(433d) Poly-Q Peptides and Proteins

Under appropriate conditions, polypeptides and proteins self-associate into large aggregates of ?-sheet structure and fibrillar morphology. Such fibrillar aggregates are observed in a number of neurodegenerative diseases, including Alzheimer's and Parkinson's disease. A particularly interesting collection of aggregation-related diseases are the so-called “trinucleotide repeat diseases”. Most commonly observed are CAG repeats, encoding for expanded polyglutamine (polyQ) inserts. Huntington's disease is the best-known example. In these genetically linked neurodegenerative diseases, the proteins are unrelated but contain a common feature—the presence of a long stretch of glutamines. The disease state is invariably characterized by nuclear and (frequently) cytoplasmic inclusions that contain aggregates of the polyQ protein or its proteolytic fragments. Several hypotheses have been put forth to explain the role of expanded glutamine domains in disease. Some researchers suggest that the misfolded and/or aggregated protein becomes toxic to cells, although there is no firmly established correlation between aggregation and neuronal death. Another hypothesis relies on the observation that components of the transcriptional machinery, including the CREB-binding protein and the TATA-binding protein, are known to bind to polyQ proteins in vitro and are found co-localized with nuclear inclusions in vivo, suggesting that inactivation of transcription factors and subsequent transcriptional down-regulation may be to blame for pathogenesis. Another hypothesis proposes that polyQ-mediated aggregation clogs up the ubiquitin proteasome system. Ubiquitin, chaperones, and proteasomal components are often found in polyQ nuclear inclusions, suggesting that the cell may be attempting to degrade the misfolded proteins but is overwhelmed by the sheer mass of misbehaving proteins.

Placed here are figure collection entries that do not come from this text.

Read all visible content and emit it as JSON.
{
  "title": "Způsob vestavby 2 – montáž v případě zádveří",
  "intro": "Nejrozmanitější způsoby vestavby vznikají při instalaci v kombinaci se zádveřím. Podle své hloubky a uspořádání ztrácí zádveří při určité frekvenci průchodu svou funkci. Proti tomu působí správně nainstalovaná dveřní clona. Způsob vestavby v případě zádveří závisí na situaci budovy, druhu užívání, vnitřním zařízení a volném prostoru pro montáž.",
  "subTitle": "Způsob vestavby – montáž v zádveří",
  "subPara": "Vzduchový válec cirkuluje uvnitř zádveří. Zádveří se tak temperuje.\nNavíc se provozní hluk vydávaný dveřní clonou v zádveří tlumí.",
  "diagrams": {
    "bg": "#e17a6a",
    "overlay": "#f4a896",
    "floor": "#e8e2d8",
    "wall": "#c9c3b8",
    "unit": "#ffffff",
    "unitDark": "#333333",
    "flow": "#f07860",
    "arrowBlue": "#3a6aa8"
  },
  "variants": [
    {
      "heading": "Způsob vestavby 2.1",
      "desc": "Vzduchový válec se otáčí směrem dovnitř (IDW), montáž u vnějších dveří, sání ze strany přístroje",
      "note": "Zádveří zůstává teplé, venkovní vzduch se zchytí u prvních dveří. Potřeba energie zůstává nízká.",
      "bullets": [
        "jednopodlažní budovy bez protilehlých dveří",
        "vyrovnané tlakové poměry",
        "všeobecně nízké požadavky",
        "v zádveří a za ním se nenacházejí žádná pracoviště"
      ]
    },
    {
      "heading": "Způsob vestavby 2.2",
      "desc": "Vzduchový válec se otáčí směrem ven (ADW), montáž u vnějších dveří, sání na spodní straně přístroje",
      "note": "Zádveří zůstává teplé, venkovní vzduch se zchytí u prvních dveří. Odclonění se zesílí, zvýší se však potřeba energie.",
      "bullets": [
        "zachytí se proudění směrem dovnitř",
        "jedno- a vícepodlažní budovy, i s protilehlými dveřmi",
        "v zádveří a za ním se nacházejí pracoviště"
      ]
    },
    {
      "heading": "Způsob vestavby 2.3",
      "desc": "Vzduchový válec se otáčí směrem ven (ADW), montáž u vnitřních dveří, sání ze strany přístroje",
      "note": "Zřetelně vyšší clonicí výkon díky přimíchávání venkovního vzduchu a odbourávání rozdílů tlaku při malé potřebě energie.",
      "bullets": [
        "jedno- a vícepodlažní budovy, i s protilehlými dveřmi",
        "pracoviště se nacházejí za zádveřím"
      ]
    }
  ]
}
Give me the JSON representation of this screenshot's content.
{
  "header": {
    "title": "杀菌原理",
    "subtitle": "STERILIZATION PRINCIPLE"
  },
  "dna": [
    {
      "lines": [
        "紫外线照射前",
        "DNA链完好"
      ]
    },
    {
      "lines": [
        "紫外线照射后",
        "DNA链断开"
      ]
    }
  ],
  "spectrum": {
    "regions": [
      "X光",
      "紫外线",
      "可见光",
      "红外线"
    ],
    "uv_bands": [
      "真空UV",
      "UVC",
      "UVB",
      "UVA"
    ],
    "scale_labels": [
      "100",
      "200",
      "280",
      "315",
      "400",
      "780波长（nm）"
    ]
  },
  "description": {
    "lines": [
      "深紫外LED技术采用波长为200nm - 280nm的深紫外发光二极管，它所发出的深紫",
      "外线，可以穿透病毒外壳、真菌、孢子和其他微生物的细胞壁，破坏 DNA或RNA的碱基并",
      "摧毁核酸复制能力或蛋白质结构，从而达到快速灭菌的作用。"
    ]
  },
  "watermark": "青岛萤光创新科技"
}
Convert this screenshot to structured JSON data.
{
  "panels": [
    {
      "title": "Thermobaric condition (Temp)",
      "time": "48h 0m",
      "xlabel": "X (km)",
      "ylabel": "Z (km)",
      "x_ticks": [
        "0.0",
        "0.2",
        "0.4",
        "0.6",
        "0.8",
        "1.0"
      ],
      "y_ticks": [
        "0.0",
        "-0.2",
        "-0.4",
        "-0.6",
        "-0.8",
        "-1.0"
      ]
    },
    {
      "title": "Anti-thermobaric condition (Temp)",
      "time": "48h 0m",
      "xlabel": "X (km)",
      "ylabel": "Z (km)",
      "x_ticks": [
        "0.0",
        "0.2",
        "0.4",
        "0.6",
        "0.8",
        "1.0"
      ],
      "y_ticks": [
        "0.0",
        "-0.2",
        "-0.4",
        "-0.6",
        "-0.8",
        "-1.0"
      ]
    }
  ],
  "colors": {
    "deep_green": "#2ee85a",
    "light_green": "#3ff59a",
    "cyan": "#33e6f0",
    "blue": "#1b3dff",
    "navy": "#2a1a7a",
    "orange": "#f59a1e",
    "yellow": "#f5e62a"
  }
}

We are working to develop an appropriate model system for the investigation of polyQ disease-associated protein, and in developing a quantitative description of the kinetics of association of polyQ proteins. Such a framework will facilitate both the identification of the mechanism by which polyQ protein aggregates cause cellular dysfunction, and the development of novel therapeutic strategies to combat the disease.

In this talk we will describe the work we are undertaking with both synthetic polyQ peptides and with recombinant proteins with polyglutamine inserts. We have synthesized polyQ peptides of variable glutamine length and with various flanking residues or imposed structural features. The aggregation properties of these peptides have been tested using a variety of biophysical tools and at several solvent conditions. The data challenge the accepted paradigm that polyQ peptides aggregate via a simple nucleation-elongation mechanism involving a thermodynamically unstable monomeric nucleus. We propose an alternative interpretation of our data along with other published data.

We will also describe ongoing work to develop and characterize a small library of protein mutants containing polyQ inserts. We have chosen apomyoglobin as a model scaffold, and have developed a method for generating a diversity of mutants with polyQ inserts of variable length and insertion location. Currently we are producing these proteins and beginning to characterize their folded structure, stability, and aggregation kinetics. These studies will address questions regarding the role of polyQ in promoting protein aggregation; specifically, is aggregation driven because the polyQ insert disrupts protein folding, or because of specific glutamine-glutamine interactions between proteins?